Health information technology (IT) may be partly contributing to the ease of over-zealous ordering, but it may also hold the potential to curb it. Two large randomized controlled trials conducted at a large teaching hospital attempted to show that the inclusion of costs in the ordering system itself might increase awareness of physicians and decrease the over-utilization of diagnostic laboratory tests and radiological imaging. Although it was conducted over four months and involved over 24,000 patients, the study showed a statistically insignificant 4.5% decrease in the number of laboratory tests ordered and almost identical rates in the number of imaging studies ordered. The authors concluded that more intrusive measures were needed in order to affect change, like prompts similar to those in decision-support. Price tags alone weren’t enough.

Ultimately, the judicious and cost-effective utilization of limited health care resources remains a physician’s responsibility. They’re trained to make clinical decisions and manage treatment plans but those same decisions dictate the finances of patients and the health sector as a whole. These dual roles are inseparable and increasingly consequential yet the majority of physicians are too unaware or unprepared to meaningfully incorporate financial consequences into clinical decision-making. Any efforts to reform health care policy to reduce costs and spend our health care dollars more efficiently and equitably must start with assisting doctors make better and more informed decisions for their patients. Physicians must wake up to the reality of modern medical practice and start educating themselves about the economics of their patient care methods and they must demand the information when it’s lacking. This will require a culture shift in how medicine is practiced and future generations of doctors are trained. In a world of competing priorities and information overload, physicians will need help. More cost-effectiveness data is needed so that physicians have an evidence base for rational allocation of resources. Health IT, decision-support, payment reform and institutional leadership are all essential strategies to encourage cost-consciousness and appropriate health care spending, but none can be effective in isolation. The tap of health care dollars that threatens to run dry is controlled by thousands of physicians and their daily interactions with unique patients.

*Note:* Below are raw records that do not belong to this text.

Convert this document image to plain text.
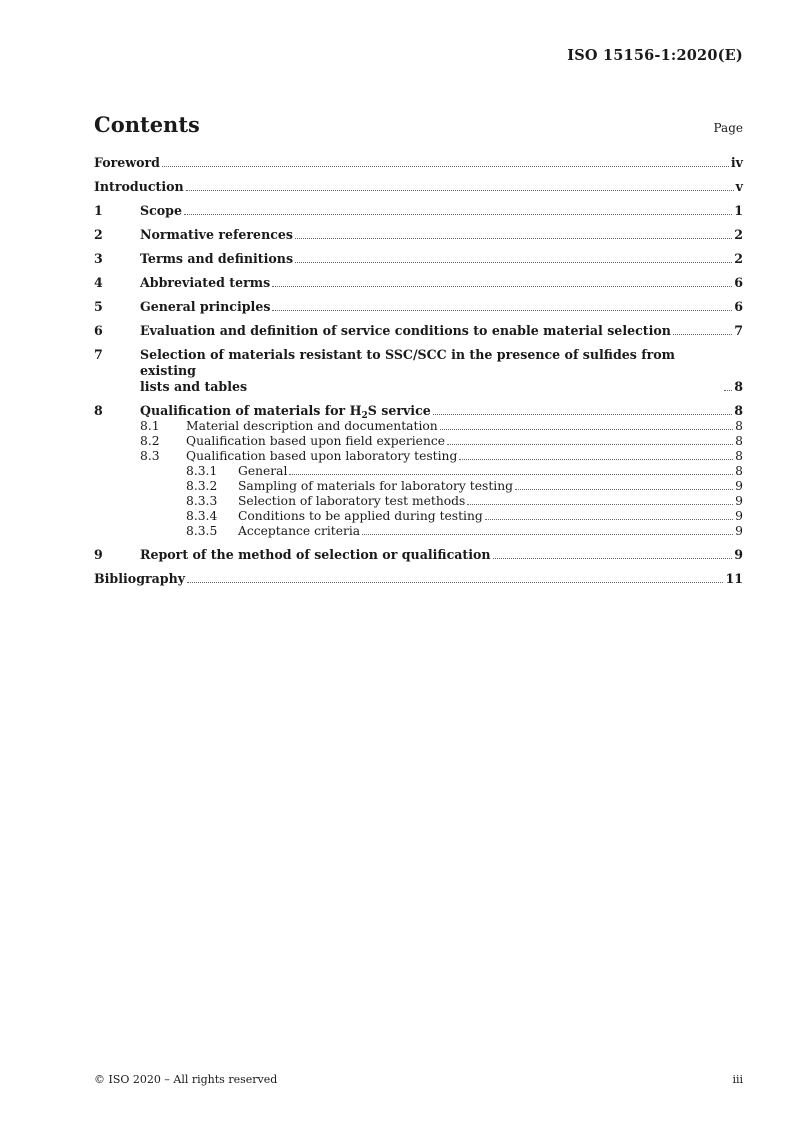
ISO 15156-1:2020(E)
Contents	Page
Foreword	iv
Introduction	v
1	Scope	1
2	Normative references	2
3	Terms and definitions	2
4	Abbreviated terms	6
5	General principles	6
6	Evaluation and definition of service conditions to enable material selection	7
7	Selection of materials resistant to SSC/SCC in the presence of sulfides from existing
lists and tables	8
8	Qualification of materials for $H_2S$ service	8
8.1	Material description and documentation	8
8.2	Qualification based upon field experience	8
8.3	Qualification based upon laboratory testing	8
8.3.1	General	8
8.3.2	Sampling of materials for laboratory testing	9
8.3.3	Selection of laboratory test methods	9
8.3.4	Conditions to be applied during testing	9
8.3.5	Acceptance criteria	9
9	Report of the method of selection or qualification	9
Bibliography	11
© ISO 2020 – All rights reserved	iii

Only through innovative programs and education campaigns can we reduce the flow of excessive health care spending and help physicians avoid irresponsible clinical shopping sprees and begin to make evidence-based decisions with a broader context in mind.

REFERENCES
1. Cooke M. Cost consciousness in patient care -- what is medical education's responsibility? N Engl J Med 2010;362:1253-1255
2. Abbo ED, Volandes AE. Teaching residents to consider costs in medical decision making. Am J Bioeth 2006;6:33-34
3. Goold SD, and Stern DT. Ethics and professionalism: What does a resident need to learn? American Journal of Bioethics. 2006. 6(4): 9–17.

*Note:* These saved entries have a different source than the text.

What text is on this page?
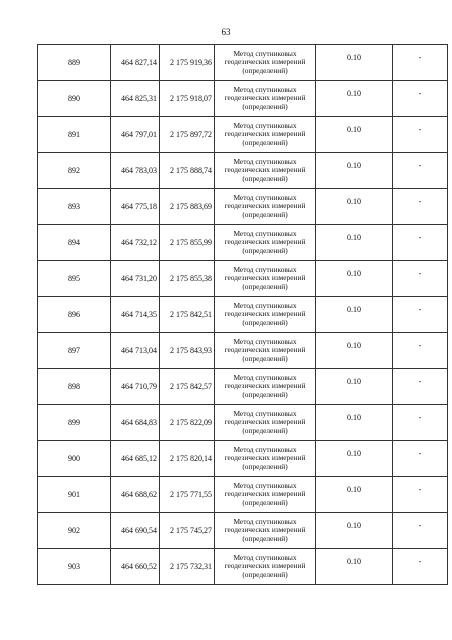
63
889	464 827,14	2 175 919,36	Метод спутниковых геодезических измерений (определений)	0.10	-

890	464 825,31	2 175 918,07	Метод спутниковых геодезических измерений (определений)	0.10	-

891	464 797,01	2 175 897,72	Метод спутниковых геодезических измерений (определений)	0.10	-

892	464 783,03	2 175 888,74	Метод спутниковых геодезических измерений (определений)	0.10	-

893	464 775,18	2 175 883,69	Метод спутниковых геодезических измерений (определений)	0.10	-

894	464 732,12	2 175 855,99	Метод спутниковых геодезических измерений (определений)	0.10	-

895	464 731,20	2 175 855,38	Метод спутниковых геодезических измерений (определений)	0.10	-

896	464 714,35	2 175 842,51	Метод спутниковых геодезических измерений (определений)	0.10	-

897	464 713,04	2 175 843,93	Метод спутниковых геодезических измерений (определений)	0.10	-

898	464 710,79	2 175 842,57	Метод спутниковых геодезических измерений (определений)	0.10	-

899	464 684,83	2 175 822,09	Метод спутниковых геодезических измерений (определений)	0.10	-

900	464 685,12	2 175 820,14	Метод спутниковых геодезических измерений (определений)	0.10	-

901	464 688,62	2 175 771,55	Метод спутниковых геодезических измерений (определений)	0.10	-

902	464 690,54	2 175 745,27	Метод спутниковых геодезических измерений (определений)	0.10	-

903	464 660,52	2 175 732,31	Метод спутниковых геодезических измерений (определений)	0.10	-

4. Allan GM, Lexchin J, Wiebe N. Physician awareness of drug cost: a systematic review. PLoS Med. 2007;4(9):e283.
5. Allan GM, Lexchin J (2008) Physician Awareness of Diagnostic and Non-drug Therapeutic Costs: A Systematic Review. Int J Technol Assess Health Care 24: 158–65
6. Bates et al. Does the computerized display of charges affect inpatient ancillary test utilization? Arch Intern Med. 1997;157(21):2501-2508.